Ronald saiu da cozinha e foi em direção ao banheiro. Ficou pensando no que acabara de ocorrer. O sorriso da filha pareceu-lhe forçado. Pensou que ela tentava parecer bem para não preocupá-lo.
Algumas horas se passaram. Ronald já se havia preparado para dormir; estava deitado na cama a pensar sobre tudo que tinha acontecido naquele dia, quando reparou que sobre a cômoda havia um disco.

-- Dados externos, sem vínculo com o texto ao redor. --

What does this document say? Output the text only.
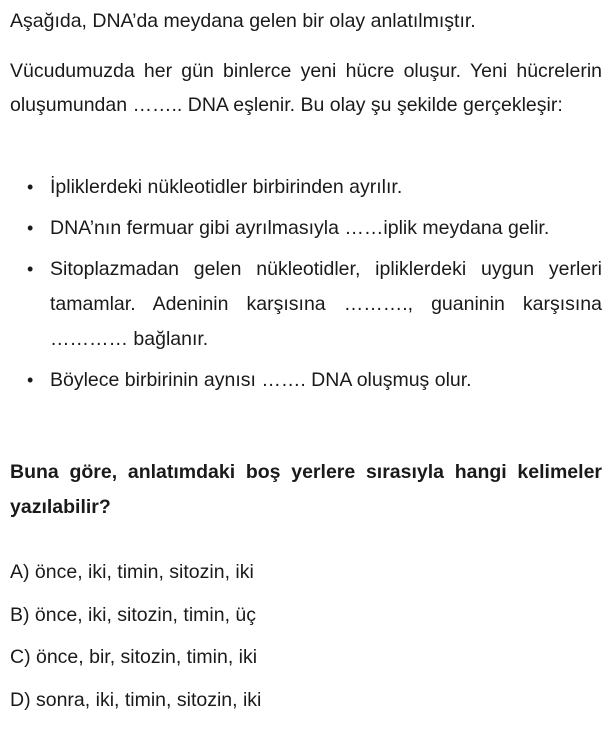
Aşağıda, DNA’da meydana gelen bir olay anlatılmıştır.
Vücudumuzda her gün binlerce yeni hücre oluşur. Yeni hücrelerin oluşumundan …….. DNA eşlenir. Bu olay şu şekilde gerçekleşir:
• İpliklerdeki nükleotidler birbirinden ayrılır.
• DNA’nın fermuar gibi ayrılmasıyla ……iplik meydana gelir.
• Sitoplazmadan gelen nükleotidler, ipliklerdeki uygun yerleri tamamlar. Adeninin karşısına ………., guaninin karşısına ………… bağlanır.
• Böylece birbirinin aynısı ……. DNA oluşmuş olur.
Buna göre, anlatımdaki boş yerlere sırasıyla hangi kelimeler yazılabilir?
A) önce, iki, timin, sitozin, iki
B) önce, iki, sitozin, timin, üç
C) önce, bir, sitozin, timin, iki
D) sonra, iki, timin, sitozin, iki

Desde a morte de sua esposa, Ronald tentara ouvir o conteúdo daquele disco várias vezes, e, em todas elas, nunca o conseguira. Ainda sem um pingo de sono, levantou-se da cama por impulso, ligou o rádio e colocou o disco. A música era “You Are My Life”, de Michael Jackson Imagens surgiam-lhe na mente enquanto ele escutava a melodia suave que o rádio emanava: momentos felizes que passara com a esposa, e especialmente o casamento e o dia em ela lhe deu esse disco.
De repente o homem começou a tremer de perturbação. Sua reação agitada era incompatível com a melodia romântica da música. Num gesto abrupto, desligou o rádio e pegou o disco. Ofegante, ficou alguns segundos olhando para o CD e sentindo uma mistura de decepção consigo mesmo e confusão. Tentando não pensar no ocorrido, colocou o conteúdo ao lado do rádio, deitou-se e tentou dormir.

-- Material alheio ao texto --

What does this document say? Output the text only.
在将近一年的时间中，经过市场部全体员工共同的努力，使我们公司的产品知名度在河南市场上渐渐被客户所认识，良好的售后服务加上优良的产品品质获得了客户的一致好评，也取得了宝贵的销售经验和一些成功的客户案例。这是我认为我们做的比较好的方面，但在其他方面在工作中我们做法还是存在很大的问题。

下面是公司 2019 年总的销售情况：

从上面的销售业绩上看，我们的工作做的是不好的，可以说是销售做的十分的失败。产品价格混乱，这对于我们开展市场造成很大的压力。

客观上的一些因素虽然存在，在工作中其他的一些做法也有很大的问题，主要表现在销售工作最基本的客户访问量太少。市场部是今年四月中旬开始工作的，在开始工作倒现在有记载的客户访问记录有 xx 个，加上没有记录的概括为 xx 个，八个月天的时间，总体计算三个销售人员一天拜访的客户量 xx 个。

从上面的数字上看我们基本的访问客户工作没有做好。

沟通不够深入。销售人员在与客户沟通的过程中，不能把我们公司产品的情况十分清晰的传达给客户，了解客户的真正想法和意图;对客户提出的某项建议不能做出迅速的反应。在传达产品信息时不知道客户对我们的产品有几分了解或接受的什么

Imerso em seu subconsciente, Ronald percebeu-se parado sobre uma planície. Para onde quer que olhasse, tudo o que via eram longas extensões de grama queimada, morta, podre. Até o próprio céu estava acinzentado. O único som notável naquele lugar era o uivo das ventanias. A melancolia governava o ambiente. Ronald caminhou um pouco pelo cenário sombrio até que, ao longe, notou o que parecia ser uma figura humana, mais especificamente uma mulher de cabelos longos e negros que usava um vestido preto. Ao aproximar-se o suficiente para identificá-la, estremeceu. A visão da esposa falecida, que o fitava com os olhos úmidos de lágrimas, amedrontou-o de maneira indescritível. Ele, espantado, continuou encarando-a. Estava prestes a gritar quando, em poucos instantes, tudo escureceu; logo depois se viu em seu quarto.
– Não acredito... Esse sonho de novo... – suas palavras cortavam o silêncio da noite. Virou-se então e viu, no relógio da parede, que ainda eram 4 da manhã. Ronald não conseguiu voltar a dormir naquele resto de madrugada.
~~
Dias passaram-se. Era uma manhã nublada quando Ronald estava saindo de casa para ir trabalhar; no entanto, antes que pudesse entrar em seu carro, notou uma presença próxima de si. Na calçada da casa vizinha, uma mulher idosa colocava o lixo para fora. Acidentalmente, Ronald e a senhora acabaram encarando um ao outro. “Bom dia, dona Anastasia” era o que Ronald pretendia dizer, para deixar o clima mais agradável; mas, quando estava prestes a fazê-lo, a velha lançou-lhe um olhar de desprezo, deixou o lixo no local e voltou para casa rapidamente. Tal fato não surpreendeu o homem, que entrou no carro e seguiu caminho; mas, de qualquer forma, descontentou-o, pois aquela vizinha sempre fora muito amigável com ele e sobretudo com sua esposa. Porém, cerca de uma semana antes da morte de sua esposa, ela começou a ignorá-lo e desprezá-lo; houve um dia, inclusive, em que o chamou de escória. Ronald não fazia ideia do motivo; pensou até que ela podia estar ficando maluca com a idade. Como tivesse tentado tirar satisfação e ela o evitasse a todo custo, Ronald resolveu deixá-la para lá e conviver com isso.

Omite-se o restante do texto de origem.